# Junji Ito was involved in Silent Hills



## Simon (Sep 27, 2015)

I recently started reading some of his work, this game could have been something else.


----------



## scerpers (Sep 27, 2015)

isn't that the guy who does really lackluster horror manga?


----------



## Deathbringerpt (Sep 27, 2015)

Wow.

Just fucking shoot me now.


----------



## Comic Book Guy (Sep 28, 2015)

MOTHER FFFFF------


----------



## Stein (Sep 28, 2015)

Interesting.


----------



## Charlotte D. Kurisu (Sep 28, 2015)

Silent Hills had everything going for it. Damn shame.


----------



## the_notorious_Z.É. (Sep 28, 2015)




----------



## Wolfgang Grimmer (Sep 28, 2015)

scerpers said:


> isn't that the guy who does really lackluster horror manga?

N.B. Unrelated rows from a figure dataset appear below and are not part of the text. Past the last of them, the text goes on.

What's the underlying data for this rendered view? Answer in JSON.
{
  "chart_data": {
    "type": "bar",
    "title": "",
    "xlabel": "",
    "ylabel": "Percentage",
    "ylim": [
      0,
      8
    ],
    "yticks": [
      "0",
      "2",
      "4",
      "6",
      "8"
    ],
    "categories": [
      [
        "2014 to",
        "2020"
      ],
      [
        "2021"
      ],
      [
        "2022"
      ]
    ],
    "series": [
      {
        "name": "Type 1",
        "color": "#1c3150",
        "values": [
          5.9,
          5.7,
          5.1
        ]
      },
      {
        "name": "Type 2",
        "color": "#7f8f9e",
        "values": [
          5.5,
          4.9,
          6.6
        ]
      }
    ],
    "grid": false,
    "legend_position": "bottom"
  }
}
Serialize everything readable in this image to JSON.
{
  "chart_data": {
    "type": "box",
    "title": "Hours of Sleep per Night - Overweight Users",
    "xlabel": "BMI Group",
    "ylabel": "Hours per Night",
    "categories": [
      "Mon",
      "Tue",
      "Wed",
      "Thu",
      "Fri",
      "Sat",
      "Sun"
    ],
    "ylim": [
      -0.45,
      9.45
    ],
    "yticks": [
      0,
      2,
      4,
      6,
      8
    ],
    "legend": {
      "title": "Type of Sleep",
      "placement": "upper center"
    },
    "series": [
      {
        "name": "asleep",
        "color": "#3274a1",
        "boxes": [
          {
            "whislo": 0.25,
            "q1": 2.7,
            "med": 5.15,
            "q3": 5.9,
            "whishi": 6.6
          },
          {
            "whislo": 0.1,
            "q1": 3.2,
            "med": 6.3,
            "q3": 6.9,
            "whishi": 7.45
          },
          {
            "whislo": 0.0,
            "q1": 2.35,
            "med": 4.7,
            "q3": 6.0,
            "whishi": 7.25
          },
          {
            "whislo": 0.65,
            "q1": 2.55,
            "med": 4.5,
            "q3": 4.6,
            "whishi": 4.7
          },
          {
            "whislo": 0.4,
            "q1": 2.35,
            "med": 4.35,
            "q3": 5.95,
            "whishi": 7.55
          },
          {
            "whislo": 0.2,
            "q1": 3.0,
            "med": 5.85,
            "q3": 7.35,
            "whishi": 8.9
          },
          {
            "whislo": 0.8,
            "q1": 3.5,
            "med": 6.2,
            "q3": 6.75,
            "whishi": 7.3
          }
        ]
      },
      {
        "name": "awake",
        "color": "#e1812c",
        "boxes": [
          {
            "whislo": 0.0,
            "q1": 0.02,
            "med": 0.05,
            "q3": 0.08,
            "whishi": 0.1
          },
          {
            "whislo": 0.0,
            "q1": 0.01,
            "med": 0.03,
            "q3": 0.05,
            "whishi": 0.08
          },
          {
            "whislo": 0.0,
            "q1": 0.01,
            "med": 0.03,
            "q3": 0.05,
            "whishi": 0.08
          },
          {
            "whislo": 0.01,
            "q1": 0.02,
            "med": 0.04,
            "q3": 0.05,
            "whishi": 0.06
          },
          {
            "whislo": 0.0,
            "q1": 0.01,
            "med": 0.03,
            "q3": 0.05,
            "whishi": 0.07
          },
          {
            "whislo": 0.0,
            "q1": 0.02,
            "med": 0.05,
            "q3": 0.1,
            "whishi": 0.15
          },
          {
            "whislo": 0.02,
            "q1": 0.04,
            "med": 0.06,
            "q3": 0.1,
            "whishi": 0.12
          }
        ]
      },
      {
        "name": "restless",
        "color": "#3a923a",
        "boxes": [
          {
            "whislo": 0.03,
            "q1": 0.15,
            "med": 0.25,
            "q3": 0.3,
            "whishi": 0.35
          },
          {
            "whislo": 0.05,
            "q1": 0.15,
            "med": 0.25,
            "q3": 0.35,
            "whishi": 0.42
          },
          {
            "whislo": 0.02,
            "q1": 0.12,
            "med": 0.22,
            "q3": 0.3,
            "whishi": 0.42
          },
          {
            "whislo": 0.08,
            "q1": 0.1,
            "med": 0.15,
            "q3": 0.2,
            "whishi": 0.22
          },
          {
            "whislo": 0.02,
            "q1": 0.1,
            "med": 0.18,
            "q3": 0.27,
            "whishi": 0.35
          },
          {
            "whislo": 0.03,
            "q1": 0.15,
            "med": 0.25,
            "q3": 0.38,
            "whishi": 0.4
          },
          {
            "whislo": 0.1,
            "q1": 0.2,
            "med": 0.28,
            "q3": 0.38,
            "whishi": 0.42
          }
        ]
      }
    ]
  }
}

explain                   .


----------



## Krory (Sep 28, 2015)

So                        ?


----------



## Deathbringerpt (Sep 28, 2015)

Lara Croft said:


> So                        ?



So he was the perfect monster designer for the game, you double ^ (use bro). His whole career is all about using plot as a basic framework to draw the most bizarre, freakiest shit you'll ever see in fiction.


----------



## Simon (Sep 28, 2015)

Lara Croft said:


> So                        ?


Kojima was meeting Ito a lot last year, some of this looks like Ito's work.

[YOUTUBE]tVylTfkDP5c[/YOUTUBE]


----------



## Simon (Sep 28, 2015)

Also holy shit, rewatching that. LIKE WHAT THE FUCK KONAMI!

These guys could have made the greatest horror game of all time.


----------



## Patchouli (Sep 29, 2015)

Deathbringerpt said:


> So he was the perfect monster designer for the game, you double ^ (use bro). His whole career is all about using plot as a basic framework to draw the most bizarre, freakiest shit you'll ever see in fiction.



This is true.

His manga have never really scared me. The plot's tend to be dumb most of the time.

But his monster design is wonderful.


----------



## Krory (Sep 29, 2015)

Not true - the perfect monster designer is working on Project Scissor. 

Besides, it's stupid to still fret over this. Del Toro is done with video games forever and Kojima is going to go make Kickstarter games now.


----------



## Deathbringerpt (Sep 29, 2015)

Lara Croft said:


> Not true - the perfect monster designer is working on Project Scissor.



I think he kinda wants to detach himself from Silent Hill in general, probably had enough of the whole thing, being only associated with it and all. He even refused to draw Pyramid Head for people who pledged the artwork tier.

And I doubt Del Toro is done with video games and that Kojima is going to do crowdfunding stuff, he's either going to join up with some AAA publisher or set up an indie development house that takes AAA contracts, no way he's going to make small scaled shit.


----------



## The World (Sep 29, 2015)




----------



## Simon (Sep 29, 2015)

Lara Croft said:


> *Del Toro is done with video games forever and Kojima is going to go make Kickstarter games now.*


Del Toro has already talked about doing something with Kojima.


----------



## Yongest Kenpachi. (Nov 2, 2015)

the twist is we're all in the Silent Hills world right now. just opened a loop in my fridge door


I can hear them calling me from


M I L K


----------



## Yongest Kenpachi. (Nov 2, 2015)

whoa, what show is that in your sig?


----------